In questo elenco non ve n’è uno superiore, e sebbene vi sia un momento in cui all’uno o all’altro nel suo
campo si concede precedenza, nessuno va scordato o tralasciato, affinché si diano fra loro equilibrio,
limite, lucidità. È l’essere un tutt’uno, è l’armonia fra tutti che permette di evitare il fanatismo, la bigotteria, la superficialità.
Conseguentemente, l’Umanesimo non può prescindere dal concetto pratico di flessibilità: ogni legge o
intento, ogni strumento o metodo, ogni programma o incarico, ogni attività sociale o ulteriore aspirazione
andranno scelti, verificati, ridiscussi, completati, migliorati o eliminati ogniqualvolta sia necessario, perché siano questi al nostro servizio, e non viceversa.
Possiamo dire che, se non fossero orientati al bene individuale e comune attraverso il rispetto reciproco,
la parità di diritti e la libertà di coscienza e d’azione, ma piuttosto al privilegio di alcuni e non liberamente
condivisi, sarebbero inaccettabili, per quanto amore, certezza e fedeltà vi avessimo riposto.

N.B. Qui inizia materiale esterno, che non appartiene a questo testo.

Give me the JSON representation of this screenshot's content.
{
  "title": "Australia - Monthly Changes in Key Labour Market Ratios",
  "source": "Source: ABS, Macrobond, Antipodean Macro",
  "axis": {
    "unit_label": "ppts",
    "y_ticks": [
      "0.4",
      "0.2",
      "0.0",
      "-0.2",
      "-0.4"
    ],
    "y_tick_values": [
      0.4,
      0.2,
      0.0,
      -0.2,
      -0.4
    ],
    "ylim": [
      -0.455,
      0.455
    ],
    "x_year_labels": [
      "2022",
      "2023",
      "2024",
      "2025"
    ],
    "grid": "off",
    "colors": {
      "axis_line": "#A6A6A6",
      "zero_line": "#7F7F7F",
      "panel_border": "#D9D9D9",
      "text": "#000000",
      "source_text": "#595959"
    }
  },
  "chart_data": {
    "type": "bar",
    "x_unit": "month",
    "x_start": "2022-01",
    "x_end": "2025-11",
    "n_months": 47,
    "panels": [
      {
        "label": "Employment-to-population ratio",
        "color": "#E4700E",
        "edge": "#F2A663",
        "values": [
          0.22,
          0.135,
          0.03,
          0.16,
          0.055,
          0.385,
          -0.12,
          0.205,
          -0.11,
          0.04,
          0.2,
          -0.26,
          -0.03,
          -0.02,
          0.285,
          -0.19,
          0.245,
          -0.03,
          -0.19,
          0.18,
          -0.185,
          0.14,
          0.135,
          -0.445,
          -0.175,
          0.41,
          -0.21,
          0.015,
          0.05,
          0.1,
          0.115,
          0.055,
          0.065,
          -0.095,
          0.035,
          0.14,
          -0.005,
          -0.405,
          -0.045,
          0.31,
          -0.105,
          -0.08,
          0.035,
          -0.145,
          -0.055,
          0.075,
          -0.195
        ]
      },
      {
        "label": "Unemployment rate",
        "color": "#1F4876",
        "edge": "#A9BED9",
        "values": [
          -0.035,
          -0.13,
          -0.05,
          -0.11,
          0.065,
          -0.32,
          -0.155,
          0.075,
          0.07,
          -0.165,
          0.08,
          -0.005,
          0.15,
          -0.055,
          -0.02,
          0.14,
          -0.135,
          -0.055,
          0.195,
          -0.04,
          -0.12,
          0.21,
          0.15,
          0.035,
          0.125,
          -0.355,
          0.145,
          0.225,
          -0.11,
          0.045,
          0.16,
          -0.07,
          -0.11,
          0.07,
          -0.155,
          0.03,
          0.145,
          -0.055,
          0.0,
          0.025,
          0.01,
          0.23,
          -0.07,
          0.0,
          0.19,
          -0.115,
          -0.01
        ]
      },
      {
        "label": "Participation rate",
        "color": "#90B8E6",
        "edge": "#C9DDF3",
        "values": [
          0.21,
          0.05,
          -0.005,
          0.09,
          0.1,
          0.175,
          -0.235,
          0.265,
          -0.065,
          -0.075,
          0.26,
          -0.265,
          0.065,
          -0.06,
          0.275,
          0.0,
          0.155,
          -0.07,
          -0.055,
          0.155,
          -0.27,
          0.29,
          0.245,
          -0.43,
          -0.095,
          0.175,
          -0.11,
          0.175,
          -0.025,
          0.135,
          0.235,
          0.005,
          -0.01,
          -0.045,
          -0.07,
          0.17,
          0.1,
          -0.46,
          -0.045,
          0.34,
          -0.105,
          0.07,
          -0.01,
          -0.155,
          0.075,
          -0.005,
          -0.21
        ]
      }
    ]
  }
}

Persino questa classe di princìpi che chiamiamo necessari e sufficienti, che ci sembrano
universali e indifferibili, non è assoluta, né immodificabile, né indiscutibile. Nel momento e
nella misura in cui si ritengono giusti non potrà che esserci un impegno alla coerenza — a un’azione in
aperto e trasparente accordo con essi, il loro spirito, il loro significato — eppure non vanno considerati
validi a priori o stabiliti per sempre, meta-fisici, ma riconfermati giorno dopo giorno finché si dimostreranno funzionali, soddisfacenti, sensati e massimamente utili per tutti. C’è un motivo per cui nascono,
uno scopo per cui li abbiamo scelti, una priorità che li determina: vivere meglio, insieme.
“”
Ecco dunque espressa e chiarita la visione atea e umanista, la sua mappa del mondo, il quadro teorico di
riferimento.
Siamo qui per sostenere e incoraggiare una ‘filosofia dell’uomo’ terrena eppure elevata e
degna — sorprendentemente semplice eppure impegnativa — sensata e verificabile, feconda,
positiva.
Essa si aggiunge all’ateismo e all’agnosticismo, cioè a considerazioni sugli dèi, per rivelare integralmente — sia detto con il giusto orgoglio — la ricchezza interiore e i buoni propositi di chi, da non credente, condivide e pratica questi alti ideali.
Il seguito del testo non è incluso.